Extraordinary tactics are being pursued by the Communists in some of the East Landon constituencies, where attempts are being made by organised gangs of hooligans to break up the meetings of any candidate who dares to express his disapproval of the Labour policy. Especially is this the case in Poplar, Bethnal-green, and Hackney, and in each place the methods employed are so nearly identical as to leave little doubt that the whole affair has its origin in and obtains its guidance from one central point. In this way does the party which boasts of liberty and freedom assume the role of dictator, but it will indeed be strange if the sane and levelheaded workers of the East-end are hoodwinked by methods so foreign to all our ideas of fairness.
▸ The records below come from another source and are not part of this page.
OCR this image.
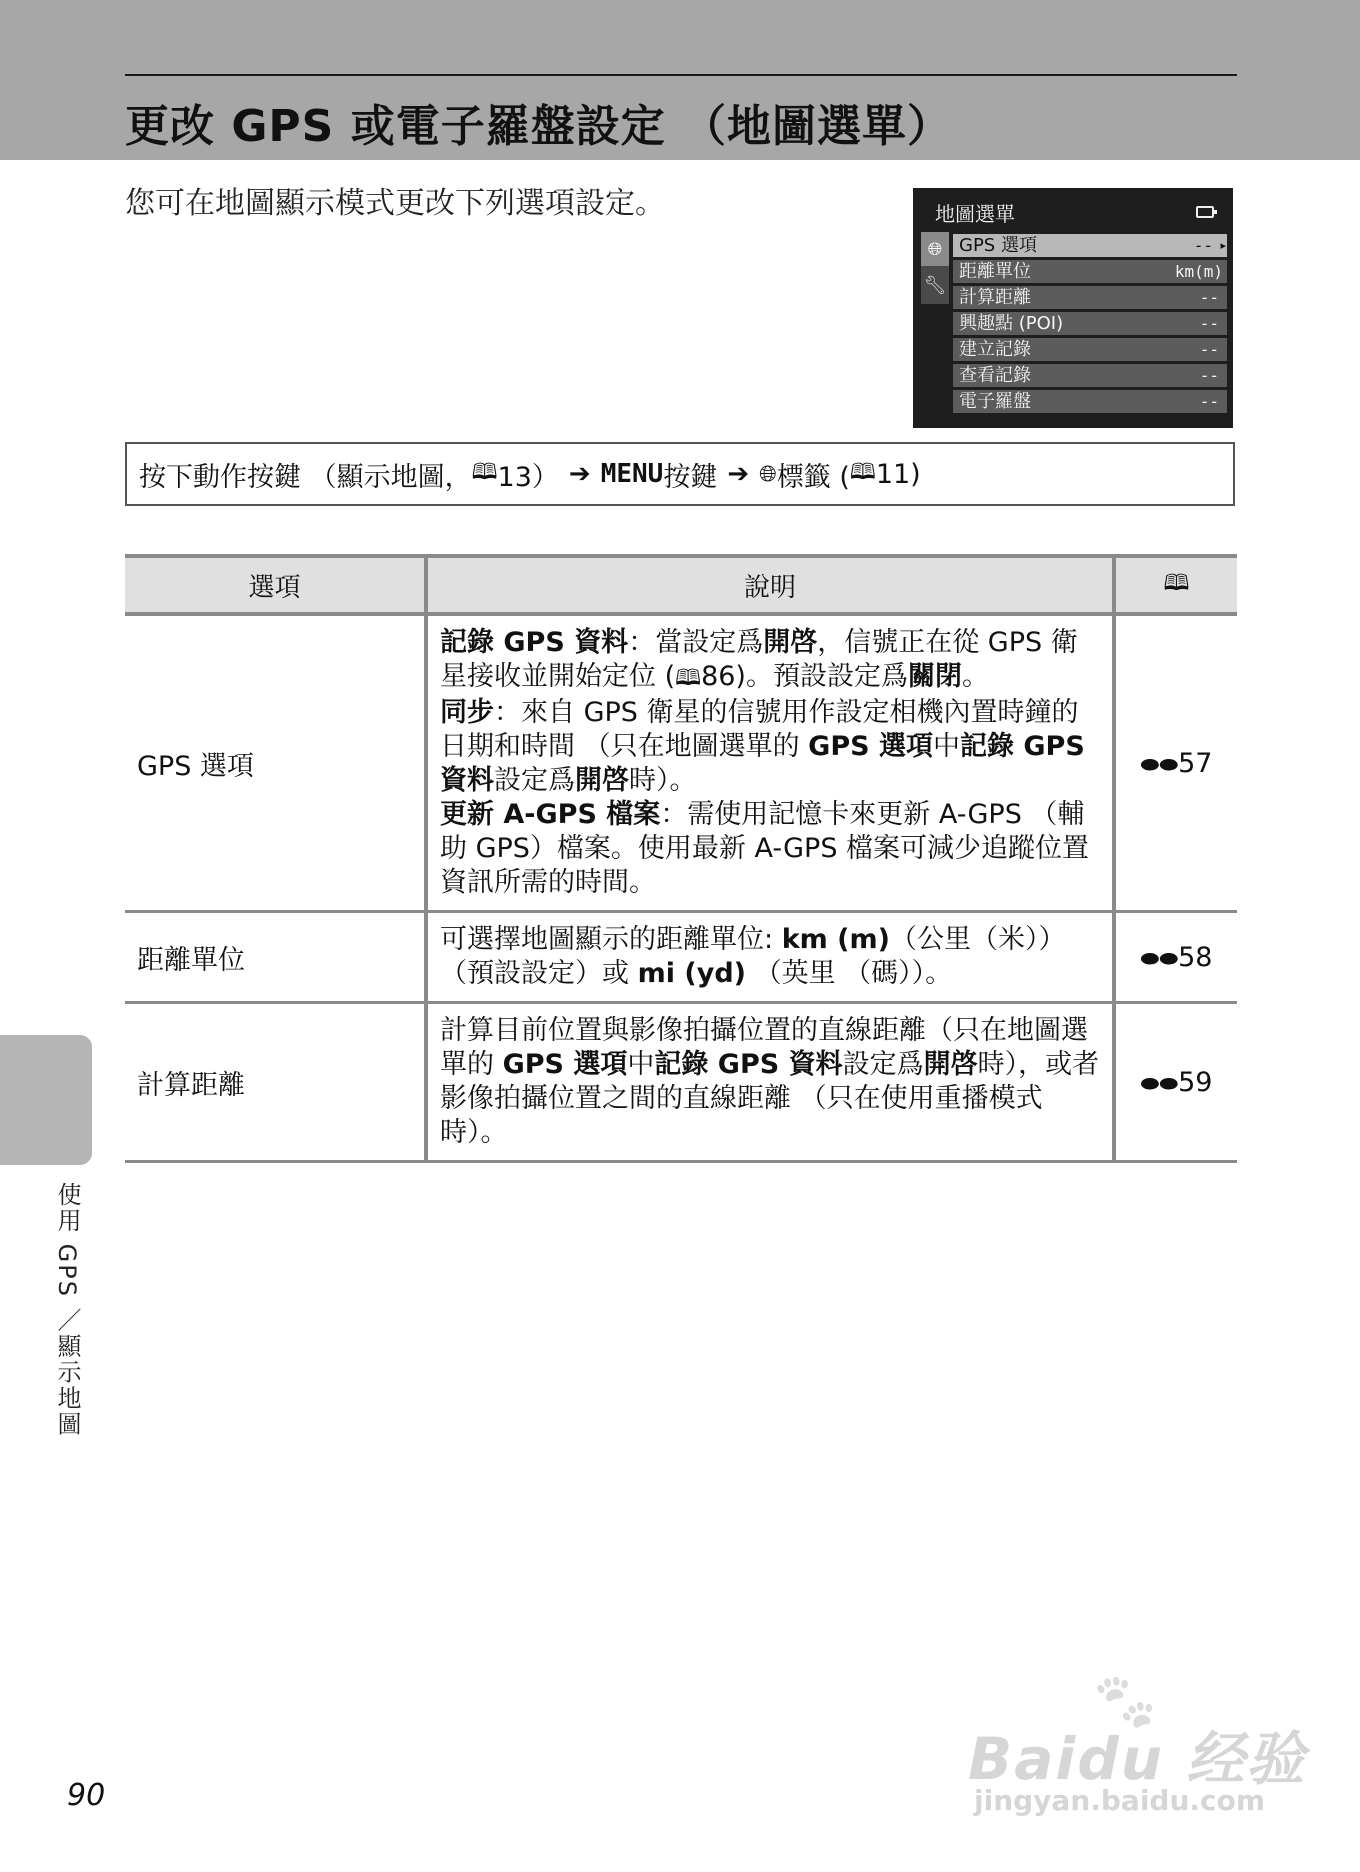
更改 GPS 或電子羅盤設定 （地圖選單）
您可在地圖顯示模式更改下列選項設定。	地圖選單
🌐︎
🔧︎
GPS 選項	-- ▸
距離單位	km(m)
計算距離	--
興趣點 (POI)	--
建立記錄	--
查看記錄	--
電子羅盤	--
按下動作按鍵 （顯示地圖， 🕮︎ 13） ➔ MENU 按鍵 ➔ 🌐︎ 標籤 ( 🕮︎ 11)
選項	說明	🕮︎
GPS 選項	記錄 GPS 資料：當設定爲開啓，信號正在從 GPS 衛星接收並開始定位 (🕮︎86)。預設設定爲關閉。
同步：來自 GPS 衛星的信號用作設定相機內置時鐘的日期和時間 （只在地圖選單的 GPS 選項中記錄 GPS 資料設定爲開啓時）。
更新 A-GPS 檔案：需使用記憶卡來更新 A-GPS （輔助 GPS）檔案。使用最新 A-GPS 檔案可減少追蹤位置資訊所需的時間。	⬬⬬57
距離單位	可選擇地圖顯示的距離單位: km (m)（公里（米））（預設設定）或 mi (yd) （英里 （碼））。	⬬⬬58
計算距離	計算目前位置與影像拍攝位置的直線距離（只在地圖選單的 GPS 選項中記錄 GPS 資料設定爲開啓時），或者影像拍攝位置之間的直線距離 （只在使用重播模式時）。	⬬⬬59
使用 GPS ／顯示地圖
90
🐾︎
Baidu 经验
jingyan.baidu.com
To take first the case of South Hackney, where Captain Erskine Bolst, the former Conservative member, is engaged in a straight fight with Labour, whose champion is Mr. J. Holford Knight. Here it is a regular thing for Captain Bolst’s meetings to be obstructed in the most senseless fashion by a crowd of from fifty to a hundred roughs, who always assemble early, and, directly the meetings begin, unfurl their banners and commence to sing “The Red Flag.” South Hackney, by the way, has its own branch of the Communist party. It so happens that in the Town Hall there hangs a Union Jack, the colours of the local Territorial Regiment, and Captain Bolst scored a good point a couple of nights ago by pointing to this flag and leading the singing of the National Anthem immediately the obstruction began. A curious thing about these people is their reluctance to disclose their identity by accepting an invitation to mount the platform. Poll cards have been returned to the Conservative headquarters with such messages as “Socialism for ever,” but in each case the voter’s identification number has been carefully obliterated. Yesterday Captain Bolst, expressing his view of the matter to a representative of The Daily Telegraph, said, “My friends the Communists are still with me, and I am sure they are doing me a lot of good. I thrive on any opposition I receive, and, indeed, I should feel quite lonesome without their company.”